What’s New
Optimising for the future
FY24 DPU c.3% above our expectations. ACPH reported a 2H24 distribution per unit (DPU) of 0.848UScts, bringing FY24 DPU to 1.595UScts, surpassing our estimate despite a lower payout ratio of 90% (from 100%). However, this marked a 53.4% decline y/y from 3.430UScts in FY23, primarily driven by higher finance costs (+44.1% y/y), rising insurance costs (+10.4% y/y), portfolio rebalancing with three hotel divestments, and asset enhancement initiatives (AEIs) at six properties.

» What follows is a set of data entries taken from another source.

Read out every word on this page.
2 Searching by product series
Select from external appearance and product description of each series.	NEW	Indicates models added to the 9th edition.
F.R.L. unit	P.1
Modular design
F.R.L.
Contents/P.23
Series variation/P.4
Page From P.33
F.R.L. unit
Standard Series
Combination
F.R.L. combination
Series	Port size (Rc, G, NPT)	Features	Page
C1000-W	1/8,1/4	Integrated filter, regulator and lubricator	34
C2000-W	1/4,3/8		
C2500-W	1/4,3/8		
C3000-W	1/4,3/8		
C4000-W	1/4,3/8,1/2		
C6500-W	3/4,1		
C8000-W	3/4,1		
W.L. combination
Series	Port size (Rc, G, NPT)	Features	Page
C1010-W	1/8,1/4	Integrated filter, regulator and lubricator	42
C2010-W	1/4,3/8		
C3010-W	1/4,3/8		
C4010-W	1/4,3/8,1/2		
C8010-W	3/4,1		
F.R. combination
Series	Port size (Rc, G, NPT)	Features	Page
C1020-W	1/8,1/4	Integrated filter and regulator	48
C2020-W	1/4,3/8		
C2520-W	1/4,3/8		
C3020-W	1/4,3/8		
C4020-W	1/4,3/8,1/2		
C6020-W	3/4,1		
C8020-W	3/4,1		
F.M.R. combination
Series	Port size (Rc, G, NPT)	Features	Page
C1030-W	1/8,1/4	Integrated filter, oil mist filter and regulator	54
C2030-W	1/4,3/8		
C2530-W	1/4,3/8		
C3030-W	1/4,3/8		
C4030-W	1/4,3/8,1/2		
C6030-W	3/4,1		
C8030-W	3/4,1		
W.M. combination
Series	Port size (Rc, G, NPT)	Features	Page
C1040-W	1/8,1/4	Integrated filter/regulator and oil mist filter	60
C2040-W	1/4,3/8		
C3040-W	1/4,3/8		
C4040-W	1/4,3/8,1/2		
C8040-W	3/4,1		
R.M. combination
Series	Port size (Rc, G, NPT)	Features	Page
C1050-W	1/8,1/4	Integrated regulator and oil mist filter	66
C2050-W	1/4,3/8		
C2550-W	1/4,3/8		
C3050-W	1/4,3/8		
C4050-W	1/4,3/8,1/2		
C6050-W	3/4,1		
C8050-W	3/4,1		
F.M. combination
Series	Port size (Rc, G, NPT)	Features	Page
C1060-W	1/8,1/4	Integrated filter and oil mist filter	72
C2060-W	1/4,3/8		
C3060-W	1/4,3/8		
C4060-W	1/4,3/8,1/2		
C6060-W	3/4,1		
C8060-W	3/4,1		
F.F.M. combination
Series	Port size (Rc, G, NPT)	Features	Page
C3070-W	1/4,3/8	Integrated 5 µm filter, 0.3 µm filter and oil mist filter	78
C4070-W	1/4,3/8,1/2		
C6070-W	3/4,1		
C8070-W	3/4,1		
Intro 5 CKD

Gross revenue came in at USD168.8mn (-3.8% y/y), while net property income (NPI) declined 7.0% y/y to USD44.3mn, resulting in lower operating margins of 26.3% in FY24 (-0.9ppt y/y).
Gearing remained elevated at 41.6% in FY24 (+0.1ppt y/y) and the average cost of debt increased to 6.7% (+1.9ppt y/y), due to a rise in underlying interest rates as lending margins have remained unchanged. Consequently, interest coverage ratio (ICR) declined to 1.8x as at 31 Dec 2024, from 2.7x as at 31 Dec 2023, and we will be closely monitoring it. Nonetheless, successful refinancing activities have extended debt maturities to 2.2 years (from 1.5 years in 3QFY24), mitigating short-term liquidity risks.
Active portfolio management strategy and AEIs to enhance long-term value. Management remains focused on optimising the portfolio by aiming to divest the bottom quartile of assets, particularly those in weaker markets, requiring significant capital expenditure, or where capital costs outweigh valuations, and it has been delivering positive results. On a same-store basis, portfolio valuation rose 2.2% y/y to USD728mn.
Meanwhile, we expect to see stronger pricing power with the completion of AEIs at six hotels in FY24. Management has earmarked on AEIs for another four Hyatt House hotels and one Hyatt Place hotel in 2025, aiming to further elevate the performance of these already high-performing properties and create value. As a result, the 90% payout ratio will be maintained to fund these renovations and upgrades, especially given that costs are rising due to higher construction and labour expenses.
DPU on growth trajectory; maintain BUY. We raise our FY25F DPU estimate slightly, as we assume divestment proceeds are used to pare down debt with high interest costs, partly offset by the lower payout ratio of 90%. While elevated interest and insurance costs remain major headwinds, this will be mitigated through capital recycling efforts and improvements in operating metrics (boosted by AEIs). We anticipate that DPU has reached an inflection point, and our FY25/26F DPU forecasts are at 1.67/1.78UScts, translating to forward yields of 7%-8%. Maintain BUY with unchanged TP of USD0.25.